Bangladesh's state minister for labour has told just-style an immediate pay hike for garment sector workers is not possible despite employees' demands for a 30% increase.

"At least there should be a gap of three years between two wage reviews," labour minister Begum Monnujan Sufian said. "The last review came into effect in November 2010 raising minimum monthly pay to BDT3,000 [US$36]."

But employee organisations are not ready to give in. "We stick to our demand for a 30% wage hike," Abul Hossain, president of the Textile Garments Workers Federation (TGWF) told just-style, adding wages have "not kept pace with the rising cost of living."

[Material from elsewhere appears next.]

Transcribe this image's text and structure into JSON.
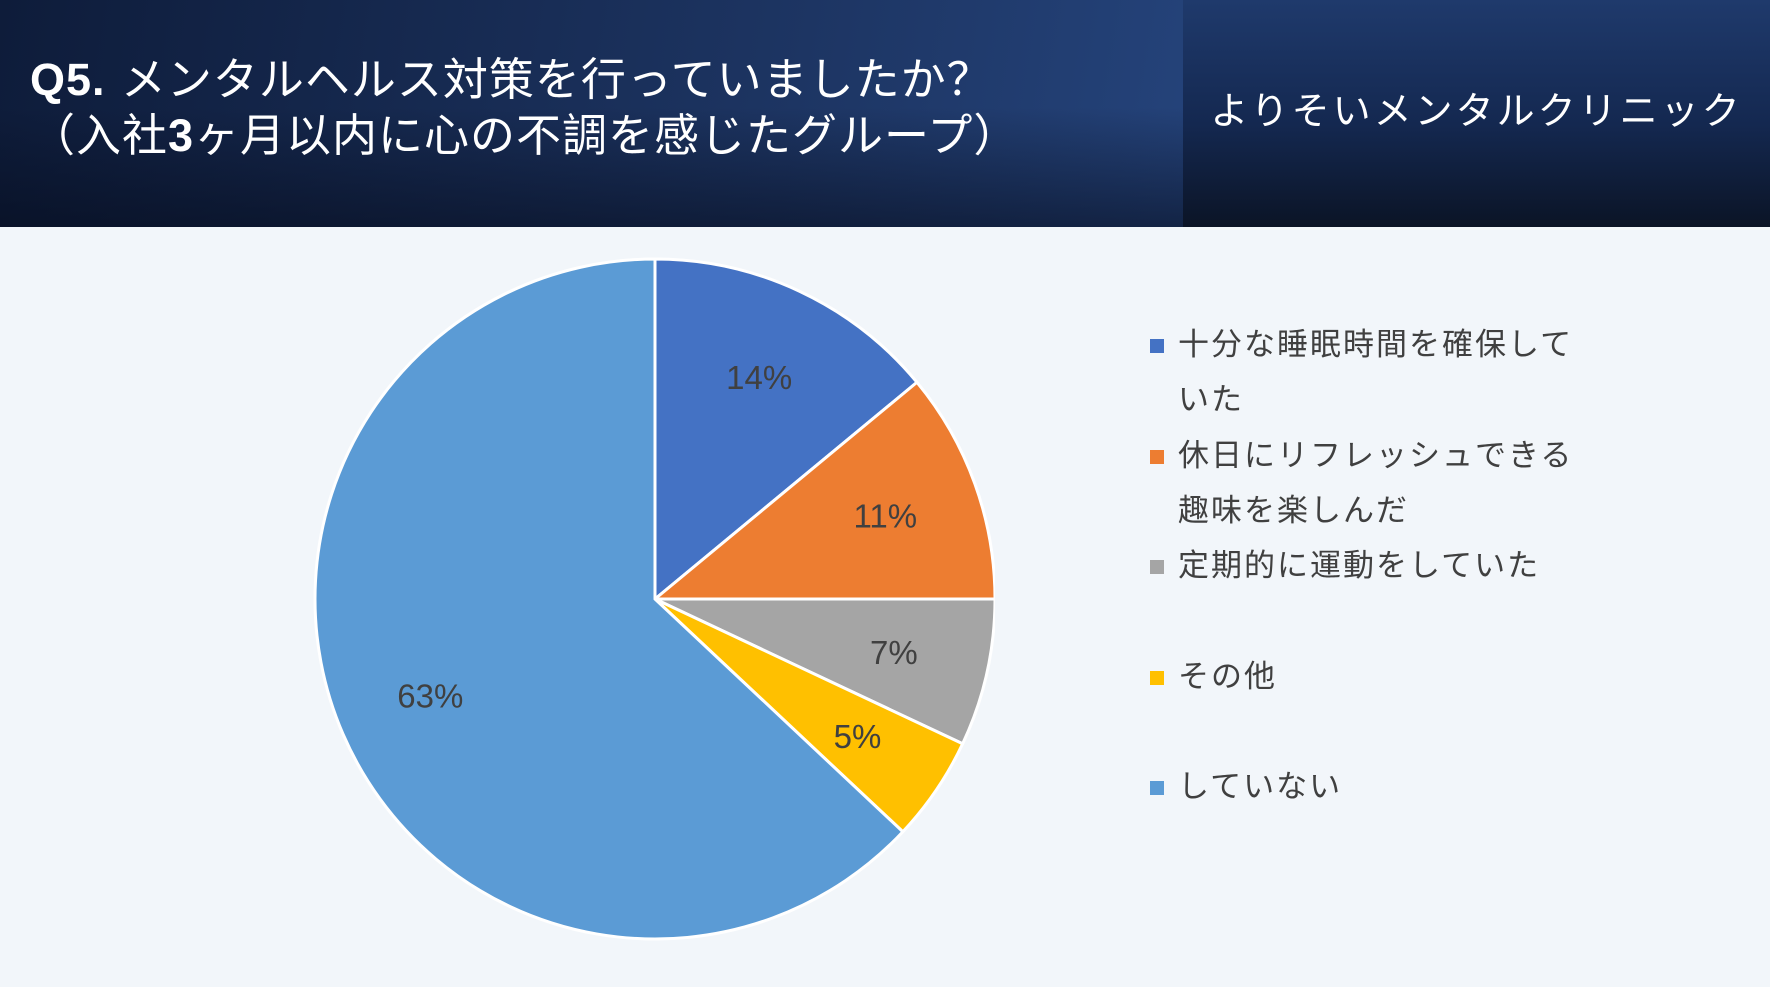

In mid-June, protests by garment workers led to the temporary closure of 300 factories. There is no threat of fresh strike action, but global clothing buyers have been raising concerns over Bangladeshi worker unrest.

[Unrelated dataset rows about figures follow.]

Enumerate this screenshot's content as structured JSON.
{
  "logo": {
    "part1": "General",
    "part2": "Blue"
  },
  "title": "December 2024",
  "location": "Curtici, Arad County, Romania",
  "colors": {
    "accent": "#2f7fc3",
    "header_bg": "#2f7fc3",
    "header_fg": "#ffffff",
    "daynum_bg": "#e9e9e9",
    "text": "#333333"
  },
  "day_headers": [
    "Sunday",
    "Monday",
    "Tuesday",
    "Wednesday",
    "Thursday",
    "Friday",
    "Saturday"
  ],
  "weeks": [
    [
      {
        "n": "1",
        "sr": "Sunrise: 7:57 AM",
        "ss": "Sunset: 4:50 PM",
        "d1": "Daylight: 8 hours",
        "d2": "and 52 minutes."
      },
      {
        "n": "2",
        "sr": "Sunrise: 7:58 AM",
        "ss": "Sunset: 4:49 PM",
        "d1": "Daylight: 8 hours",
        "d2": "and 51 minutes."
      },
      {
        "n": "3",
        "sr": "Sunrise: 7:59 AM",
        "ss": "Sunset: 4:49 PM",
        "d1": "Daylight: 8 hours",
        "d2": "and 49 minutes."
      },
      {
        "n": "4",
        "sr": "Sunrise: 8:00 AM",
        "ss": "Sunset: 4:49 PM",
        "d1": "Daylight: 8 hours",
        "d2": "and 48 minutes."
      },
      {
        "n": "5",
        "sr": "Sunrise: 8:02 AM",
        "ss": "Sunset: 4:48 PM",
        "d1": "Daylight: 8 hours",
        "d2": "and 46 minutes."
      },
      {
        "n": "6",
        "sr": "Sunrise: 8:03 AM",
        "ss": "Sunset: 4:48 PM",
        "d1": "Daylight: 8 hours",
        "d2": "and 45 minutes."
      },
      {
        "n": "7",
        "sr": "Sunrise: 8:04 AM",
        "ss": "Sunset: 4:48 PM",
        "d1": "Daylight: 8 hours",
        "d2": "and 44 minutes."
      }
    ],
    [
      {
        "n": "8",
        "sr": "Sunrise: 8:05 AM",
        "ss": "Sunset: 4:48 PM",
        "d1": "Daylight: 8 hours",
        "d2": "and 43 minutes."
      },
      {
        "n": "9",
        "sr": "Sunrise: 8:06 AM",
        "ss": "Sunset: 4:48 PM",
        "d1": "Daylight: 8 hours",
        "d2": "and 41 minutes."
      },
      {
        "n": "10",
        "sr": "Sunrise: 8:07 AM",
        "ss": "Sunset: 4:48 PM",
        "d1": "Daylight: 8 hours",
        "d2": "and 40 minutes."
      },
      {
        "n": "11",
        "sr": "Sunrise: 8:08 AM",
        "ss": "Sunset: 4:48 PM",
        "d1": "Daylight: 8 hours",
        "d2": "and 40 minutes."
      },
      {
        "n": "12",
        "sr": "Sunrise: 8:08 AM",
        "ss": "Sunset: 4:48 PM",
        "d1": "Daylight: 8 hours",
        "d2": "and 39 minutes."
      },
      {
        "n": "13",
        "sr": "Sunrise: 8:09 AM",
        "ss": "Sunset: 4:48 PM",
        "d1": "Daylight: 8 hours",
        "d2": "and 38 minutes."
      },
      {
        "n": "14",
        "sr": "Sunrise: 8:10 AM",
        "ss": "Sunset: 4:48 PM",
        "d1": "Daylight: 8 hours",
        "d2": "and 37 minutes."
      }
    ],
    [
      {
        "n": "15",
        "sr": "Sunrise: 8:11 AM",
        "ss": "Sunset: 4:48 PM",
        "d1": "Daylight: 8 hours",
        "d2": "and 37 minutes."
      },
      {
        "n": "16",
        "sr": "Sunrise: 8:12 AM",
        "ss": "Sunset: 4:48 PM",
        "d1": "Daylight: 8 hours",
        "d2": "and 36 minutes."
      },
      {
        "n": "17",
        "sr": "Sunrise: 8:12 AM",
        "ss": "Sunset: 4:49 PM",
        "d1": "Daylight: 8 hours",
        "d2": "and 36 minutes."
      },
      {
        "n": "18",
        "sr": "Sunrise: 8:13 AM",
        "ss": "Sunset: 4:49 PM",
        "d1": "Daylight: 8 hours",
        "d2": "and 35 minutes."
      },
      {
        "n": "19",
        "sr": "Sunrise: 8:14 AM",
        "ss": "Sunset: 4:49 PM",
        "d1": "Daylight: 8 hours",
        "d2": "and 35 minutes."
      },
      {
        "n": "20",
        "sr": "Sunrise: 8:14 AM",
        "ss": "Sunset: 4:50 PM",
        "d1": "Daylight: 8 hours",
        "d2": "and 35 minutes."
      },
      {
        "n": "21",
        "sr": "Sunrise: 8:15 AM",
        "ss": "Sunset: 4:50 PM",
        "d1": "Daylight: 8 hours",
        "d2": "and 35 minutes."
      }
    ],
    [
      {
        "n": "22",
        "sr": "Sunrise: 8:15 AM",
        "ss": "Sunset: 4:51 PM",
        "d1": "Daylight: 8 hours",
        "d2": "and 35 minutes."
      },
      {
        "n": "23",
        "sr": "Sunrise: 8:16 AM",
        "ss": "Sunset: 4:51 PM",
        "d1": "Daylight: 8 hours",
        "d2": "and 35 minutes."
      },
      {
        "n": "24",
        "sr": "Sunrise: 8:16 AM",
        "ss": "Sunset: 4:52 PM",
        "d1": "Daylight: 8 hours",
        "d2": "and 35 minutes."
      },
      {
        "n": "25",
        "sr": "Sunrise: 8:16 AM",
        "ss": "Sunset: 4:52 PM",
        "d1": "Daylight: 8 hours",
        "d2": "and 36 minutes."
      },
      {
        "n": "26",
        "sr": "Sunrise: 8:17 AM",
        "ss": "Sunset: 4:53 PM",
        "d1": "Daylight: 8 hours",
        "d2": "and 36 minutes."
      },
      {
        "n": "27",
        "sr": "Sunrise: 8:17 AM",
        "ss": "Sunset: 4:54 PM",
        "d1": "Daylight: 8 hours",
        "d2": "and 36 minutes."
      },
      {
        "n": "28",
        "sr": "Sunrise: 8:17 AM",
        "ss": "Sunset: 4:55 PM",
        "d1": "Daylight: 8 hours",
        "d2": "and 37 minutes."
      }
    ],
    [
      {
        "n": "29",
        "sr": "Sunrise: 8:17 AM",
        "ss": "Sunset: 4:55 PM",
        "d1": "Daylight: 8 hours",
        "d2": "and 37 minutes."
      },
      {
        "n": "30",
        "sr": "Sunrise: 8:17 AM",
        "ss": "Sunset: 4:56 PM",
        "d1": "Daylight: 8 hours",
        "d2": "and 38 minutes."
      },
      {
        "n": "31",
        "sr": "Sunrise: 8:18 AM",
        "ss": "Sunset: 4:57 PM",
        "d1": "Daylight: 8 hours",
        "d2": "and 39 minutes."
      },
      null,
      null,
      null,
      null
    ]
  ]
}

Last month CEO of Hennes & Mauritz (H&M) Karl-Johan Persson met Bangladesh Prime Minister Sheikh Hasina and urged regular reviews of workers' salaries.

Despite this, garment employees doubt buyers' sympathies.

"We know that more than 80% of the share in the profit from the RMG [ready-made garment] is consumed by foreign brands. Less than 20% out of total profit are consumed by the local manufacturers," the TGWF said in a recent statement, calling for a proportionate distribution of profits.